HashMaps
HashMaps are part of the Java collections framework, hashmaps are an unordered collection of data which means that when inserted, the order in which it was inserted doesn’t stay ordered like an ArrayList or LinkedList. HashMaps stores values as Key-value pairs and the keys & values could be of different combinations of strings, doubles, integers, etc. Some important methods for hashmaps are put(), containsKey(), containsValue(), get(), size(), remove(), and clear().
Put function takes 2 parameters which are parameter 1 = key and parameter 2 = value and adds a new entry to the hashmap.

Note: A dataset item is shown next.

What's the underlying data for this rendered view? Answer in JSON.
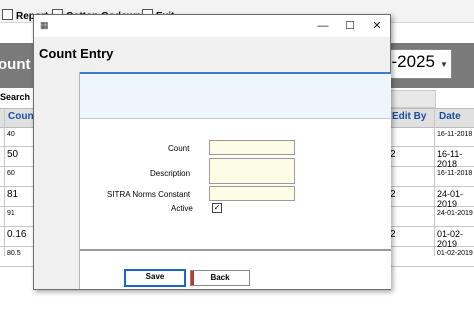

Get function takes 1 parameter which is the key and returns the value associated with the key in the hashmap. The containsKey function takes a parameter of the key in the key-value pair and returns a boolean value of true or false based on if the hashmap contains a key equal to the parameter.
The Two-Sum Problem
The problem is to return the two indices in an integer array whose integer values are equal to the int target
An example for an integer array: arr=[1,2,3,4] and target=7, the result for this example would be [2,3] which are the indices locations that are equal to 7 since arr[2] + arr[3] = 7 which is 3+4 = 7
Brute Force solution to Two-Sum
To brute force your way to the answer for the two-sum problem you would create 2 for-loops that are nested. The first for-loop iterates through the array starting from 0 to array length-1. The second for-loop iterates through the same array starting from 1 because you want to add the current array value from the nested for-loop to the current outer loop’s array value and see if it equals to target with Arr[j] + arr[k] == target. Then when the if statement holds true you record the indices by inserting them to an array like such result[0] = j; result[1] = k; and lastly you return the result array to finally solve the problem through brute force.
Now the time complexity of this problem is O(n²) because having a nested for-loop means O(n) * O(n) since both for loops are O(n) therefore it equals O(n²).
class BruteForceSolution{
public int[] twoSum(int [] arr, int target){
int result [] = new int[2]; for(int j = 0; j < arr.length-1; j++){
for(int k = 1; k < arr.length; k++){
if(arr[j] + arr[k] == target){
result[0] = j;
result[1] = k;
return result;
}
}
} return result;
}
}
Hash Map solution to Two-Sum
Now to solve this problem with a hashmap with better time complexity of O(n). When using the hashmap we will first insert the first value of the example array with the put() function. Its key will be the value in the array and its value for the key-value pair is the indices in the array.
Now we will iterate through the array for O(n) and for each iteration will record (target-arr[i]) to an integer and use an if-statement to check if the hashmap contains that key and if it does that means we found our target and can record the indices and return the result of the indices or else add the array value as a key and its array index as a value into the hashmap and continue iterating until we find a pair that matches the if edge case.
class HashMapSolution(){
public int[] twoSum(int[] arr, int target){
int [] result = new int[2];
HashMap<Integer, Integer> hm = new HashMap<Integer, Integer>();
// insert the first value in arr[] and its index of zero
hm.put(arr[0], 0); for(int i = 1; i < arr.length; i++){
// get the value that when arr[i] + pairToArrayValue will get the target
int pairToArrayValue = target - arr[i];
// check if hashmap contains a key equal to the pair value
if(hm.containsKey(pairToArrayValue)){
result[0] = hm.get(pairToArrayValue); // returns the index of that value
result[1] = i;
return result;
}
else{
map.put(arr[i], i); // add new key-value for array value and its index
}
}
return result;
}
}
In conclusion, we figured out what a HashMap is and some of its core functions and showed how it can optimize a problem to improve the time needed to solve it.